Live In Care vs Care Home


The benefits of live in care vs care home include staying in a familiar environment, personalised private care, privacy and control.

 Live In Care vs Care Home, HomeTouch Blog

Live in care vs care home

When someone you love and care for is no longer able to live safely alone, it can be difficult to know which way to turn.

The care options can be confusing when you’re balancing your head, your heart and your wallet. But try not to panic, there are ways to access the right support and maintain your loved one’s safety, wellbeing and dignity.

When an individual is struggling, it may seem like residential care is the only option. But live in care in their own home can be a valid alternative. The right choice for your family is all about balancing the pros and cons of both, together with your loved one’s own preference. We spoke to families and to people working in the industry and found out the advantages and the disadvantages of live in care vs care home:

Live in care

Carers can be hired to come into your loved one's own home and support them day and night.

The good bits:

  1. Familiar environment: Your loved one can stay in the home that they love with all their favourite objects, furniture and memories. A cherished book, a favoured tea cup and the armchair where they do the crossword every morning will all remain close at hand.
  2. A space of their own: In their own home, there’s always somewhere to get away and have some peace, quiet and privacy.
  3. Keeping it regular: As we get older we can get a little stuck in our ways. It can be confusing and distressing having to adapt to new routines. This is particularly true in individuals with dementia. There’s good evidence that sticking to a familiar environment and schedule really can help maintain function and independence.
  4. Close to family and friends: Staying in their local area means they can keep contact with friends, neighbours and family.
  5. One-to-one care: With live in care givers you have a devoted carer, whose job it is to support and help your loved one, so you don’t have to worry that they are being neglected because of other demands on their time.
  6. Furry friends: If they have much-loved pets, they can stay with them, which can help boost wellbeing and reduce stress.

The bad bits:

  1. Show me the money: Live in care can work out a little pricier than residential care. However, by using an agency like HomeTouch, that introduces self-employed caregivers, the costs are lower to the customer.
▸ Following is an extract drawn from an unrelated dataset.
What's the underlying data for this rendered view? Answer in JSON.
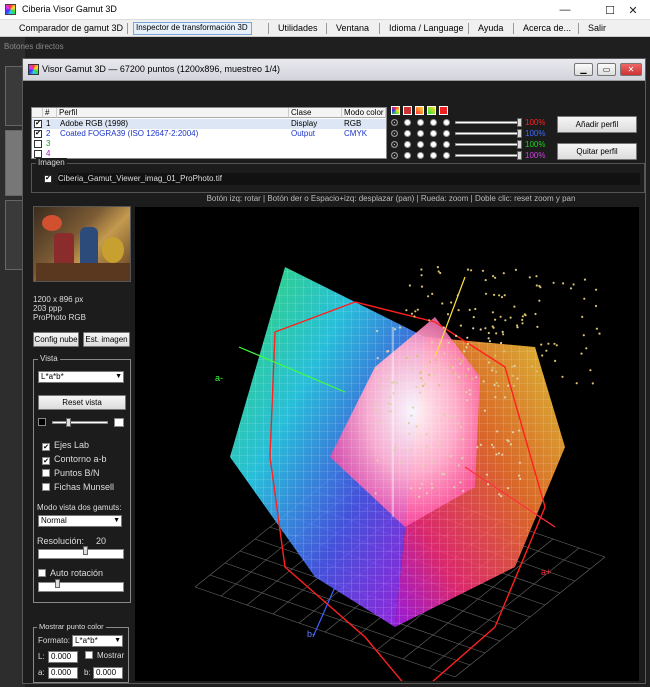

Live in care can also be a great idea if you have two loved ones needing support, it can work almost like a buy-one-get-one-free scenario. It means they can continue to live together, in their home, as a couple, for the rest of their days.
  2. Keeping house: Your carers will attend to everything your loved one needs but it’s still important to consider bills, gardening and house maintenance, which can be a big responsibility.
  3. Personality clash: Sometimes your loved one won’t like or gel with their carer. It’s better to prevent this by interviewing carers on the telephone and in person and running a test shift to check their rapport.
  4. Employer responsibilities: If you hire a carer privately through an advert or personal recommendation, you automatically become their employer. This role brings with it a number of legal and financial responsibilities. Consider using an agency that will shoulder some of this burden.

Residential care

Sometimes illness, dementia or mobility problems can make home seem like a dangerous place for your loved one. A residential facility may be the best choice for maintaining their safety and wellbeing.

The good bits:

  1. Social stimulation and companionship: In a care home, they are rarely alone. There’s always someone nearby to chat with, which can help prevent loneliness and social isolation.
  2. Activities: There are often talks, entertainment and exercise classes to keep your loved one occupied, active and interested.
  3. Peace of mind: With many carers and support staff available there will be people to attend to your loved one’s needs around the clock.
  4. No responsibility for house bills and maintenance: With your loved one living away from home you may discuss selling or renting the family home out. However, if it remains empty, then keeping up with bills and repairs will be a demanding task.

The bad bits:

  1. Lack of privacy: The noise and bustle of a care home can seem overwhelming to a new arrival; it may seem that there is nowhere to which they can escape.
  2. Staff turnover: There may be lots of staff caring for your loved one at different times which can make it difficult to build a relationship and understanding with the carers.
  3. Distress and disorientation: Moving into a new environment can be confusing, especially for people affected by Alzheimer’s. Many individuals find it difficult to adapt and their function and independence may be significantly impaired.
  4. Marching to someone else’s rhythm: It can be tricky when you’ve spent a lifetime making your own choices about when to wake, eat and sleep, to change your habits to fit with a care home’s set timetable.
Only you, your family and your loved one can make the decision that is best for everyone. But whatever you choose, remember to let go of guilt. You are not abandoning the individual; you are ensuring that they are safe and well cared for. This can leave you free to enjoy your time together, whether it’s in a care home or at home.